Nor am I saying that the sighted are hostile toward us. Quite the
contrary. Overwhelmingly the members of the sighted public wish us well and have good will
toward us. It is simply that they are used to doing things with visual techniques, and
when they look at a blind person, they see something to which they are not accustomed-what
I call the barrier of the visible difference.

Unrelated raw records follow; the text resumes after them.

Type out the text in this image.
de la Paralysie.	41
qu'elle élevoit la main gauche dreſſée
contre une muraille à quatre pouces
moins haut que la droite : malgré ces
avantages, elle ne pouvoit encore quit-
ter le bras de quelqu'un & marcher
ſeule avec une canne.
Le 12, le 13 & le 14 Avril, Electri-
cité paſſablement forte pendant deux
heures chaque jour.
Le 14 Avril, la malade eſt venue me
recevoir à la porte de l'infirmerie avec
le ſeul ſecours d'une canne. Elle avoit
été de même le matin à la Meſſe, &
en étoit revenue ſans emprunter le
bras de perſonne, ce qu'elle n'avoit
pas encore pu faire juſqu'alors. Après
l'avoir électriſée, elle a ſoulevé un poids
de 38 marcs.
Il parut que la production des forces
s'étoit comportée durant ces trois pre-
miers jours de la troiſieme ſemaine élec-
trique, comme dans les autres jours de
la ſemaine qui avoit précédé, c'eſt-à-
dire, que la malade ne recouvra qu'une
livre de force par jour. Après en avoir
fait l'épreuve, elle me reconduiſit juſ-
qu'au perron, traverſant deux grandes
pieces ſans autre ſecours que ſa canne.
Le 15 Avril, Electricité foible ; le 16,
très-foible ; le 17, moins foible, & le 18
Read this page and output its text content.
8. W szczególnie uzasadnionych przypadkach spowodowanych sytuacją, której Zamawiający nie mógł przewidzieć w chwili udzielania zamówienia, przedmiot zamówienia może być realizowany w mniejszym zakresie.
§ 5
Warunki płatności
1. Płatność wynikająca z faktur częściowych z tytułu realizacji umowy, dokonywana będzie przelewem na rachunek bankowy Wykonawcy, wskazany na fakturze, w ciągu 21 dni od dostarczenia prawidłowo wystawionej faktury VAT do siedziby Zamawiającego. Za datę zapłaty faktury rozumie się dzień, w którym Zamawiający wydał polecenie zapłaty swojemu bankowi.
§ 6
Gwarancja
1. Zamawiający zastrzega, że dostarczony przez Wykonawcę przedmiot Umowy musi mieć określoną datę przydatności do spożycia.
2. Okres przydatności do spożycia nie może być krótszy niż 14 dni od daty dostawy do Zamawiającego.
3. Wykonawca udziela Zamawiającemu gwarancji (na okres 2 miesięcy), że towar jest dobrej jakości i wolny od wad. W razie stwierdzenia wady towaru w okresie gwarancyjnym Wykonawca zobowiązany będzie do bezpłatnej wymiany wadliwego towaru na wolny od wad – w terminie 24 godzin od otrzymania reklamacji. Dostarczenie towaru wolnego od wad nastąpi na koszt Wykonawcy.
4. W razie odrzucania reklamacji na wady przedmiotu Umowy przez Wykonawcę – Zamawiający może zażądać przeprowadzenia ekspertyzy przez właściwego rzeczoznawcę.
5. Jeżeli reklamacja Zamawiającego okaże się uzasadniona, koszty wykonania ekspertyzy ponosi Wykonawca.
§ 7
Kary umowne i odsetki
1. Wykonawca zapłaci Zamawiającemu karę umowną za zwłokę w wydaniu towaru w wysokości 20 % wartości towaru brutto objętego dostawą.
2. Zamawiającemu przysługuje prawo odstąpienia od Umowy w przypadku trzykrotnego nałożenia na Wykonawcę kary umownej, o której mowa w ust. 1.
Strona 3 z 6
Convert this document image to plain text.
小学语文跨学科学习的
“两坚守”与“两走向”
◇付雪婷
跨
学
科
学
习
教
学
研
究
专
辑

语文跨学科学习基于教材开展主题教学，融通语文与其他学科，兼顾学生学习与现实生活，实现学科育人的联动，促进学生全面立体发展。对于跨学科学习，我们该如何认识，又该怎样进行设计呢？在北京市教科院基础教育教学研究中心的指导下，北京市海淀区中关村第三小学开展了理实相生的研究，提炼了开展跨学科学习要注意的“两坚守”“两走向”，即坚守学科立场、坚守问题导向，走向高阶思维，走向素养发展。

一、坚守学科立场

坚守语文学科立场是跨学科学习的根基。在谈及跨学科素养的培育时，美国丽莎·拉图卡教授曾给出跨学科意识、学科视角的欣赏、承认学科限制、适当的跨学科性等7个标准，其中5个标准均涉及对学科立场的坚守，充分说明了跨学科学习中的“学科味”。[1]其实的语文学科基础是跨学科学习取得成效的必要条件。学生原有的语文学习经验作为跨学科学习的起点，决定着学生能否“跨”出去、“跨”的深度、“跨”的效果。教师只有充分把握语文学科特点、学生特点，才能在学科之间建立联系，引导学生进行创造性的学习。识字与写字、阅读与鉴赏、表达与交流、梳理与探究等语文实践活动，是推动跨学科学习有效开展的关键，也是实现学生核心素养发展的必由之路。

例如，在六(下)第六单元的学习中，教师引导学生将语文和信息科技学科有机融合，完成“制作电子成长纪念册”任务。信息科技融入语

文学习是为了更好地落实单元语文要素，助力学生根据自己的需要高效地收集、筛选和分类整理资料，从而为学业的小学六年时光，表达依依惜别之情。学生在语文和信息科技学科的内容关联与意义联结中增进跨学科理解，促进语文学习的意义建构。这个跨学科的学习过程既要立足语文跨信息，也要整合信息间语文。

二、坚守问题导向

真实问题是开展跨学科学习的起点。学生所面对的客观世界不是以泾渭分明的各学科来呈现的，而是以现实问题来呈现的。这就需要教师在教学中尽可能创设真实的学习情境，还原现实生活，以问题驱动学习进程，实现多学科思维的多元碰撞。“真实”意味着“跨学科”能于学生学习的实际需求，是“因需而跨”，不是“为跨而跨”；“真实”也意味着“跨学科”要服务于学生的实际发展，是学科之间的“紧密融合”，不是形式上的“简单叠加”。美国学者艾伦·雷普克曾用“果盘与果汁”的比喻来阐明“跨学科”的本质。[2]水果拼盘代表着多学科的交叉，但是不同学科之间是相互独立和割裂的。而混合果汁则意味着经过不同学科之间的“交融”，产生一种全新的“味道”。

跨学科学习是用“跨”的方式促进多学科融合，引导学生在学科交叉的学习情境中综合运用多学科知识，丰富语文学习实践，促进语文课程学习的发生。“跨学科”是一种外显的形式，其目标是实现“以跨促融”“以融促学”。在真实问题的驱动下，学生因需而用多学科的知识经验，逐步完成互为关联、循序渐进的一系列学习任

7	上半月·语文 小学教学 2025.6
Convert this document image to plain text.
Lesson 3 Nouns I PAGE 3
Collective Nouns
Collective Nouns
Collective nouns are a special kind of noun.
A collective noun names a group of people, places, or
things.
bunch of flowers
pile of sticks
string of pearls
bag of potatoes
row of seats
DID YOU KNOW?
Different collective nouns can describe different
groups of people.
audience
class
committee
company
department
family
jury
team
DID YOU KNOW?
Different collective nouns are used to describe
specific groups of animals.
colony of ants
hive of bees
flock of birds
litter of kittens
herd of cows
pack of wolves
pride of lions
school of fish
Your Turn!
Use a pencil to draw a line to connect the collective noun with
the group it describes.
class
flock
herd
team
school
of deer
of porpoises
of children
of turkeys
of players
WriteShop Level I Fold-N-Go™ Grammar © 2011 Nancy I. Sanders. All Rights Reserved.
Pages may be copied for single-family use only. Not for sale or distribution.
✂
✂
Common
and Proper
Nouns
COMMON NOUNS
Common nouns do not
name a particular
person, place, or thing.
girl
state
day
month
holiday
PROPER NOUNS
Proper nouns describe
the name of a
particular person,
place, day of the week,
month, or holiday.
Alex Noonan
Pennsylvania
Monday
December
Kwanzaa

Most sighted people take it for granted that doing something with
eyesight is better than doing it some other way. Visual techniques are sometimes superior
to non-visual techniques, and sometimes not. Sometimes the non-visual way of doing a thing
is better. Usually, however, it isn’t a matter of better or worse but just
difference.

This brings me to my experience with the National Federation of the
Blind. I first became acquainted with the Federation almost fifty years ago, and it has
done more than anything else in my life to help me gain balance and perspective-to
understand that the barrier of the visible difference need not be a major obstacle, either
for me or my sighted associates.

With more than fifty thousand active members throughout the nation, the
National Federation of the Blind is leading the way in making it possible for blind people
to have normal, every day lives. We of the Federation seek out parents and help them
understand that their blind children can grow up to be productive citizens. We work with
blind college students, giving scholarships and providing successful role models. Blind
seniors make up an important part of the organization, helping and encouraging each other
and exchanging ideas and information. We develop new technology for the blind and assist
blind persons in finding jobs.

All of this is what we of the National Federation of the Blind do to
help ourselves and each other, but the chief value of the organization is the way it helps
us look at our blindness and the way it helps sighted people understand and accept. We who
are blind know that with reasonable opportunity and training we can earn our own way in
the world, compete on terms of equality with others, and lead ordinary, worthwhile lives.
We do not feel that we are victims, or that society owes us a living or is responsible for
our problems. We believe that we ought to do for ourselves and that we also should help
others. These attitudes are the heart and soul of the National Federation of the Blind.
They constitute its core beliefs and reason for being.

We go to meet the future with joy and hope, but we recognize that we
need help from our sighted friends. If we do our part, we are confident that the needed
help will be forthcoming. We also know that both we and the sighted can surmount the
barrier of the visible difference and reduce it to the level of a mere inconvenience.